Piramitlerle Müze arasında tercih yapmam gerekirse, kesinlikle Müze derim. Tutankamon hazinesi, binlerce yıl öncesinin taş ve mumya sanatı.. Garanti ediyorum, sizi sizden alır. Orada bulunan yüz binlerce objenin bir hikayesi var, zaten binlerce yıla meydan okumaları bile başlı başına bir hikaye, değil mi?

Firavun heykellerin gözlerinin içine bakıp, onlara kendi hikayelerini anlatasınız gelir bazen... Kaçak kaçak dokunursunuz heykellere, zamanda yolculuk yaptığınızı daha iyi hissetmek için..
Yüksek sezonlarda müzede adım atacak yer bulamazsınız, kuyruklarda beklersiniz. Bir objeyi incelemek için çok az zamanınız olur. Allah'ın, çölün bu rahat ve tembel ırkına bahşettiği nasıl bir rızk kapısıdır bu?

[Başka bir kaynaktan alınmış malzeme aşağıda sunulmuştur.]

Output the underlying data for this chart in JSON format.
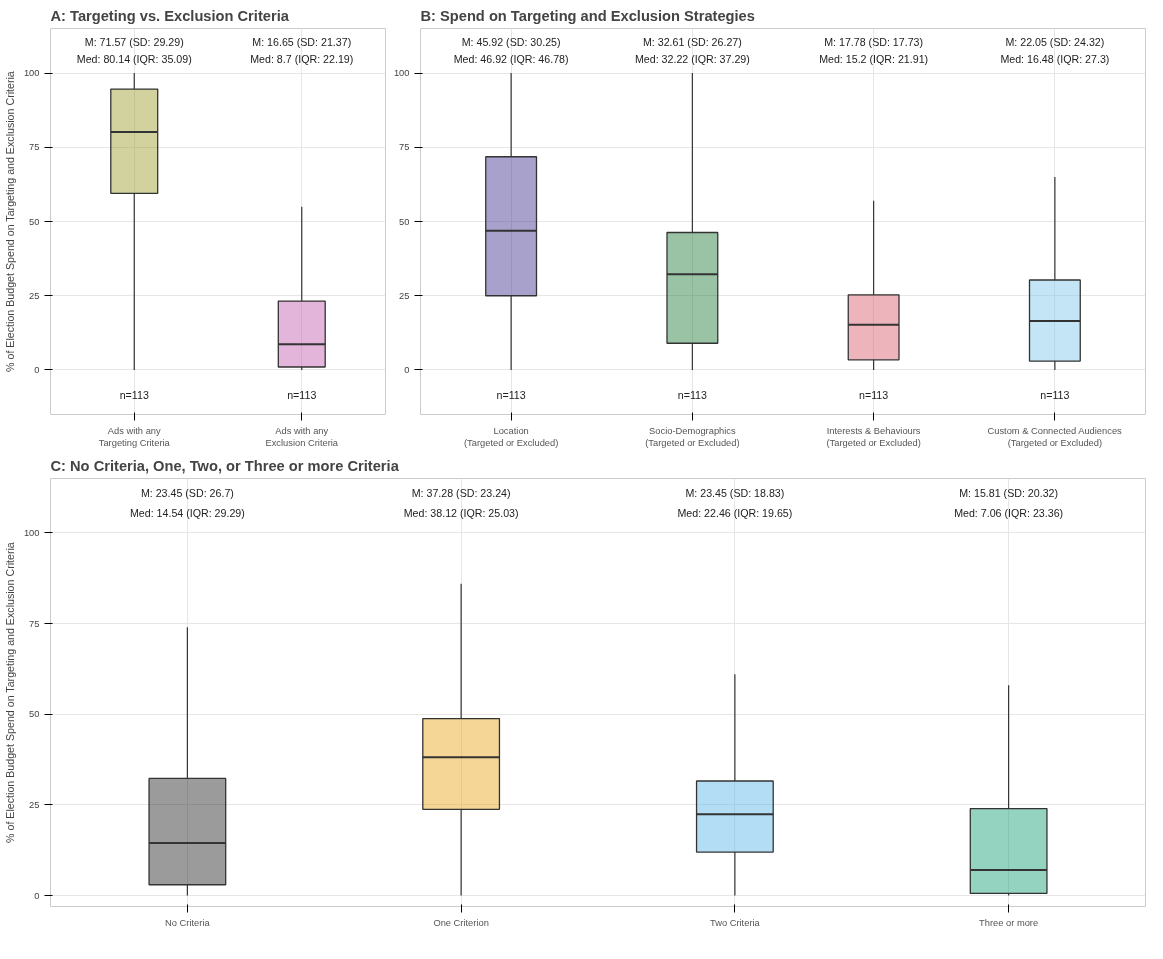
{
  "chart_data": [
    {
      "type": "box",
      "title": "A: Targeting vs. Exclusion Criteria",
      "ylabel": "% of Election Budget Spend on Targeting and Exclusion Criteria",
      "categories": [
        "Ads with any\nTargeting Criteria",
        "Ads with any\nExclusion Criteria"
      ],
      "colors": [
        "#9b9b2a",
        "#c25bb0"
      ],
      "boxes": [
        {
          "low": 0,
          "q1": 59.5,
          "median": 80.14,
          "q3": 94.6,
          "high": 100
        },
        {
          "low": 0,
          "q1": 1,
          "median": 8.7,
          "q3": 23.2,
          "high": 55
        }
      ],
      "ylim": [
        -15,
        115
      ],
      "yticks": [
        0,
        25,
        50,
        75,
        100
      ],
      "grid": true,
      "annotations": [
        "M: 71.57 (SD: 29.29)",
        "Med: 80.14 (IQR: 35.09)",
        "n=113",
        "M: 16.65 (SD: 21.37)",
        "Med: 8.7 (IQR: 22.19)",
        "n=113"
      ]
    },
    {
      "type": "box",
      "title": "B: Spend on Targeting and Exclusion Strategies",
      "categories": [
        "Location\n(Targeted or Excluded)",
        "Socio-Demographics\n(Targeted or Excluded)",
        "Interests & Behaviours\n(Targeted or Excluded)",
        "Custom & Connected Audiences\n(Targeted or Excluded)"
      ],
      "colors": [
        "#3f2e8f",
        "#1f7a3a",
        "#d9596a",
        "#7ac6ec"
      ],
      "boxes": [
        {
          "low": 0,
          "q1": 25,
          "median": 46.92,
          "q3": 71.8,
          "high": 100
        },
        {
          "low": 0,
          "q1": 9,
          "median": 32.22,
          "q3": 46.3,
          "high": 100
        },
        {
          "low": 0,
          "q1": 3.4,
          "median": 15.2,
          "q3": 25.3,
          "high": 57
        },
        {
          "low": 0,
          "q1": 3,
          "median": 16.48,
          "q3": 30.3,
          "high": 65
        }
      ],
      "ylim": [
        -15,
        115
      ],
      "yticks": [
        0,
        25,
        50,
        75,
        100
      ],
      "grid": true,
      "annotations": [
        "M: 45.92 (SD: 30.25)",
        "Med: 46.92 (IQR: 46.78)",
        "n=113",
        "M: 32.61 (SD: 26.27)",
        "Med: 32.22 (IQR: 37.29)",
        "n=113",
        "M: 17.78 (SD: 17.73)",
        "Med: 15.2 (IQR: 21.91)",
        "n=113",
        "M: 22.05 (SD: 24.32)",
        "Med: 16.48 (IQR: 27.3)",
        "n=113"
      ]
    },
    {
      "type": "box",
      "title": "C: No Criteria, One, Two, or Three or more Criteria",
      "ylabel": "% of Election Budget Spend on Targeting and Exclusion Criteria",
      "categories": [
        "No Criteria",
        "One Criterion",
        "Two Criteria",
        "Three or more"
      ],
      "colors": [
        "#222222",
        "#e8a317",
        "#56b4e9",
        "#129e73"
      ],
      "boxes": [
        {
          "low": 0,
          "q1": 3,
          "median": 14.54,
          "q3": 32.3,
          "high": 74
        },
        {
          "low": 0,
          "q1": 23.8,
          "median": 38.12,
          "q3": 48.8,
          "high": 86
        },
        {
          "low": 0,
          "q1": 12,
          "median": 22.46,
          "q3": 31.6,
          "high": 61
        },
        {
          "low": 0,
          "q1": 0.6,
          "median": 7.06,
          "q3": 24,
          "high": 58
        }
      ],
      "ylim": [
        -3,
        115
      ],
      "yticks": [
        0,
        25,
        50,
        75,
        100
      ],
      "grid": true,
      "annotations": [
        "M: 23.45 (SD: 26.7)",
        "Med: 14.54 (IQR: 29.29)",
        "M: 37.28 (SD: 23.24)",
        "Med: 38.12 (IQR: 25.03)",
        "M: 23.45 (SD: 18.83)",
        "Med: 22.46 (IQR: 19.65)",
        "M: 15.81 (SD: 20.32)",
        "Med: 7.06 (IQR: 23.36)"
      ]
    }
  ]
}
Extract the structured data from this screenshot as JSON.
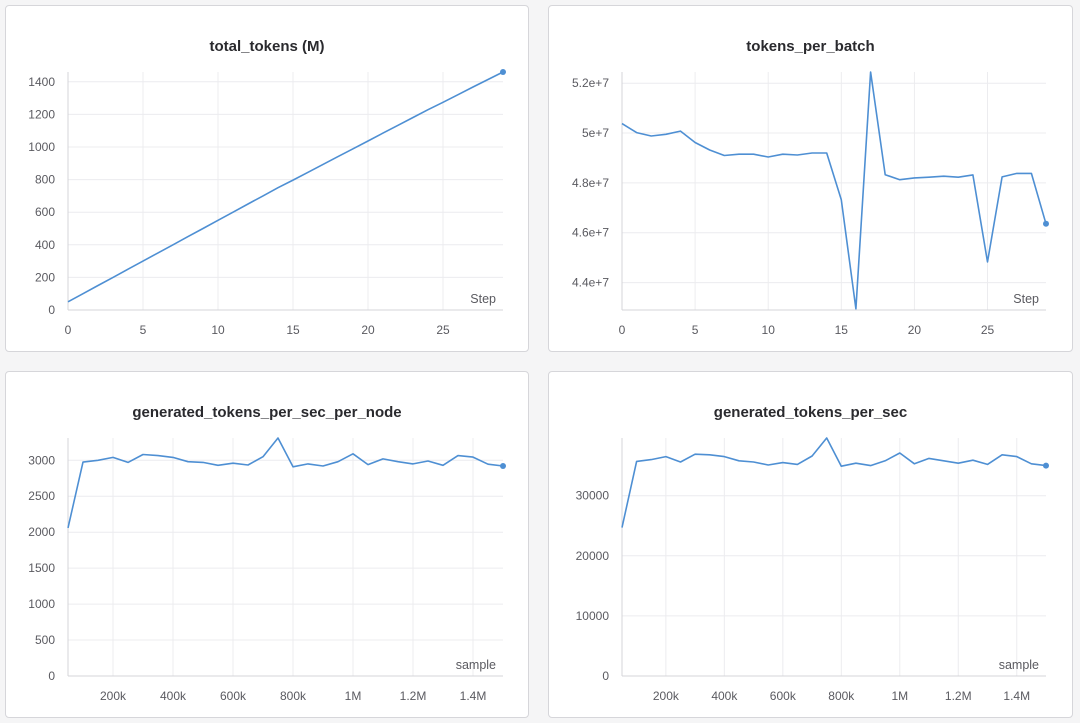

Binlerce yıl öncesinden gelen bir Allah lütfu. ''Bu kadar aileye rızk kapısı olduğu için Firavunlar içinde tek tanrıya inanan Akhenaton'un amel defteri belki de hala açıktır. Kimbilir?'' diye düşünmeden edemiyorum bazen..

Gün sonunda otelinize döndüğünüzde artık bedeniniz de ruhunuzda yorgundur. Bir tarih dersi kıvamındadır bu turlar. Sizleri gezdirenlerin size anlatacakları o kadar çok şey vardır ki. Anlatılanlar, deyim yerindeyse en 'boş' adamın bile ilgisini çeker.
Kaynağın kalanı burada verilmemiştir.